Tenho escrito algumas vezes sobre a intolerância que impera atualmente neste mundo de Deus. Então, fui procurar alguns significados relacionados, para dar mais consistência à minha reflexão de hoje. Achei essas duas, bastante pertinentes. A primeira explica o que é o intolerante, sob o aspecto social. O intolerante é aquele que não consegue aceitar pontos de vista divergentes. Isto é, o intolerante só consegue aceitar o ponto de vista igual ao que ele defende. Só a opinião dele é que vale, que é certa, que deve ser aceita. É como se a opinião dele fosse lei, fosse uma tese, fosse um dogma. Assim, não se deve suportar a existência de algo que contrarie essa opinião. É o fim do diálogo, é o fim da conversa. O que vale é a opinião do intolerante, e pronto. O resto é o resto.

A seguinte é uma letra de Caetano Veloso, que aborda o significado do narcisista. Ele acha feio o que não é espelho. Assim, tudo que é diferente dele não presta, não deve ser aceito, deve ser repudiado. O narcisista é um intolerante egocêntrico. Só ele vale, só ele é bonito, só ele presta, só ele deve merecer a admiração dos outros.

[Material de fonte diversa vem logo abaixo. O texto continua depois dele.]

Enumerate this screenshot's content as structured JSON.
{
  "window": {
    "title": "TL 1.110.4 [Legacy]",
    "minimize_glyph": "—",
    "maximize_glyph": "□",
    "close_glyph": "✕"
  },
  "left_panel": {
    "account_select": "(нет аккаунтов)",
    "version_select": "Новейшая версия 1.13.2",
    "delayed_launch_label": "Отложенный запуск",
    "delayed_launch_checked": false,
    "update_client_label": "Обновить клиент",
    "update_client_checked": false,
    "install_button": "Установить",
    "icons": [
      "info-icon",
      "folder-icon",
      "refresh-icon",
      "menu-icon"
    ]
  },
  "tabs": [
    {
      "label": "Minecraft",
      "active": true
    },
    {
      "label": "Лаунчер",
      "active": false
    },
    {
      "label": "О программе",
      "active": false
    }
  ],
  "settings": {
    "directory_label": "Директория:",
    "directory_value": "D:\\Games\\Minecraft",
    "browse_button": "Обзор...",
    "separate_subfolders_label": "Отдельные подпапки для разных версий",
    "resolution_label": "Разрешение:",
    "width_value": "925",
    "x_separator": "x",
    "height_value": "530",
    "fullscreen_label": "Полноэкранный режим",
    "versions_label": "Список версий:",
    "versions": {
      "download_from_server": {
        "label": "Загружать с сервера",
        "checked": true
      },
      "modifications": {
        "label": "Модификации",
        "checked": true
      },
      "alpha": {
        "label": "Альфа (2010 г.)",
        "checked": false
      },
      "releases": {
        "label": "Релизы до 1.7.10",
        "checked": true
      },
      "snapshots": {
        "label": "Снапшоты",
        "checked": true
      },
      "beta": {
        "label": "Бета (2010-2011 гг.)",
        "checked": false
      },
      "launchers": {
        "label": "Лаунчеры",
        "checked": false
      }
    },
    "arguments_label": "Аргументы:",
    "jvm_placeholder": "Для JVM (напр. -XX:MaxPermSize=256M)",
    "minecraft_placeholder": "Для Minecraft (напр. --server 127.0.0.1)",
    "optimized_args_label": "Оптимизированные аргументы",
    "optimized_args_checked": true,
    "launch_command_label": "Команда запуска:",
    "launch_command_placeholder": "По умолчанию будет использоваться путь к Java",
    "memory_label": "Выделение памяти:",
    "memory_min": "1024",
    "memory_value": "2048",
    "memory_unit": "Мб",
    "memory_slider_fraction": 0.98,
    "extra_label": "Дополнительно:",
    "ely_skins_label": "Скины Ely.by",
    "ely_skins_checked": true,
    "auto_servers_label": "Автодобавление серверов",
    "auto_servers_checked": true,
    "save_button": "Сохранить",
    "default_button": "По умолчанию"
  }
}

É uma pena que esses narcisistas intolerantes existam em grande quantidade. Quando se fala em política, então, eles fervem em todos os lugares, principalmente na mídia e nas redes sociais. Eles não abrem a boca para emitir uma opinião ou uma ideia a respeito de algo. Eles abrem a boca para dizer que só eles estão certos, que todos os outros estão errados, que ninguém sabe coisa alguma, exceto eles. E o pior de tudo é que são raivosos, violentos, muitas vezes chulos em suas palavras. Acham que podem dizer tudo que querem, são eles os detentores da verdade. E os outros não podem dizer nada, pois nada sabem sobre a verdade. Não aceitam o diálogo. São incapazes de dialogar, de admitir que o outro pode estar certo. São o centro do monólogo, isto é, o centro de si mesmos.

Esses narcisistas intolerantes não ajudam em nada, não colaboram com coisa alguma que possa ser positiva. Não acrescentam nada de novo. Gostam de ouvir a sua própria voz ou de ler as suas próprias palavras. Se o outro fala, é fake; qualquer coisa que ele fale é a mais pura verdade, que deve ser seguida cegamente.

Infelizes daqueles que se deixam levar pelos narcisistas intolerantes! Não chegarão a lugar nenhum. Nada aprenderão. Não encontrarão a luz que procuram (se é que a procuram).